I even looked at apartments in New York. “Let’s live near Central Park!” she suggested. It was a plan.

It was about March when, after not being contacted by a single company I had applied to (aside from the occasional “we have received your application” email), that I realized I wasn’t getting anywhere. I was technically qualified for all the jobs I applied to, but honestly, I didn’t have a chance with Simon & Schuster, Random House, McGraw Hill, Hearst Magazines… I was reaching for the stars, which is a good thing, but I had no real backup plan.
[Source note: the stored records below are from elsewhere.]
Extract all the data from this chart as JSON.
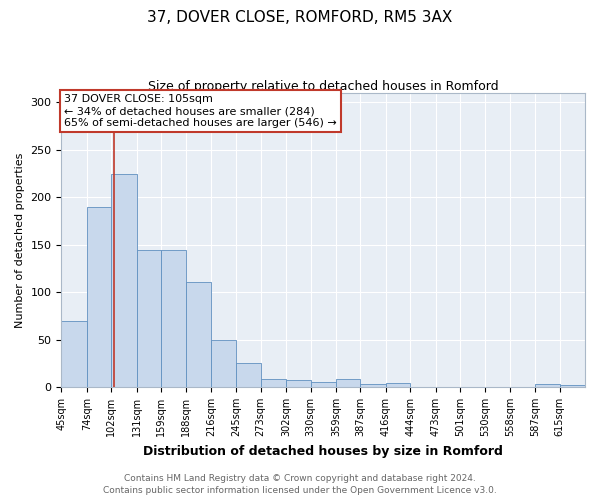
{
  "title": "37, DOVER CLOSE, ROMFORD, RM5 3AX",
  "subtitle": "Size of property relative to detached houses in Romford",
  "xlabel": "Distribution of detached houses by size in Romford",
  "ylabel": "Number of detached properties",
  "bin_labels": [
    "45sqm",
    "74sqm",
    "102sqm",
    "131sqm",
    "159sqm",
    "188sqm",
    "216sqm",
    "245sqm",
    "273sqm",
    "302sqm",
    "330sqm",
    "359sqm",
    "387sqm",
    "416sqm",
    "444sqm",
    "473sqm",
    "501sqm",
    "530sqm",
    "558sqm",
    "587sqm",
    "615sqm"
  ],
  "bin_edges": [
    45,
    74,
    102,
    131,
    159,
    188,
    216,
    245,
    273,
    302,
    330,
    359,
    387,
    416,
    444,
    473,
    501,
    530,
    558,
    587,
    615,
    644
  ],
  "bar_heights": [
    70,
    190,
    225,
    144,
    144,
    111,
    50,
    25,
    9,
    7,
    5,
    9,
    3,
    4,
    0,
    0,
    0,
    0,
    0,
    3,
    2
  ],
  "bar_color": "#c8d8ec",
  "bar_edge_color": "#6090c0",
  "property_size": 105,
  "vline_color": "#c0392b",
  "annotation_line1": "37 DOVER CLOSE: 105sqm",
  "annotation_line2": "← 34% of detached houses are smaller (284)",
  "annotation_line3": "65% of semi-detached houses are larger (546) →",
  "annotation_box_color": "#ffffff",
  "annotation_border_color": "#c0392b",
  "ylim": [
    0,
    310
  ],
  "yticks": [
    0,
    50,
    100,
    150,
    200,
    250,
    300
  ],
  "footer_line1": "Contains HM Land Registry data © Crown copyright and database right 2024.",
  "footer_line2": "Contains public sector information licensed under the Open Government Licence v3.0.",
  "background_color": "#ffffff",
  "plot_bg_color": "#e8eef5",
  "grid_color": "#ffffff",
  "title_fontsize": 11,
  "subtitle_fontsize": 9,
  "xlabel_fontsize": 9,
  "ylabel_fontsize": 8,
  "tick_fontsize": 7,
  "annotation_fontsize": 8,
  "footer_fontsize": 6.5
}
So May came, and it was time for graduation. When people asked me what I was doing with my life, I had to tell them the truth, which I had finally come to accept: “I’m moving back to Eureka for probably just a year. Going to work, save some money, then get a job, move somewhere…”

I put it off for as long as I could. After graduation I stayed in San Diego for another week. Then I stayed with Julianne in San Jose for a week and a half. Then after going to Eureka for a few days I went back to the Bay Area. I just didn’t want to admit to myself that I lived there now. I applied to a few jobs in Eureka, but I was spending so much time elsewhere that I didn’t invest much time into the job search.

A little over a month after my college graduation I was sitting at home with my friend Hannah, who was going to the University of Michigan for grad school in the fall. Half-jokingly, one of us said something about me looking for jobs in Ann Arbor. My laptop was right there, so I went onto a couple job boards and applied to a couple of editorial jobs.

The next day I left for Africa, and it was while on that mission trip that I really decided that I needed to move away from Eureka. I love new people and new places, and that is precisely what I cannot find in my hometown. So, on the drive back from the San Francisco airport, I told my parents: “I think I’m going to move to Michigan.”

A week later I had a room in a house. I signed the lease and began searching for jobs. Before I arrived in Michigan, I had three job interviews lined up. The first one, at a café a few blocks away from my house, was less than 12 hours after I arrived in Ann Arbor.

So now I have a new home. I’m in a house with new roommates, in a city with new faces, and I work at a café with people who have become my new friends. It’s an adventure. It may not be my typical adventure, but it’s still new and exciting… and I really think that life isn’t about your circumstances—whether you live in San Diego or Ann Arbor, whether you’re an editorial assistant for Random House or a barista at Glass House Café, you get out of life whatever you put into it.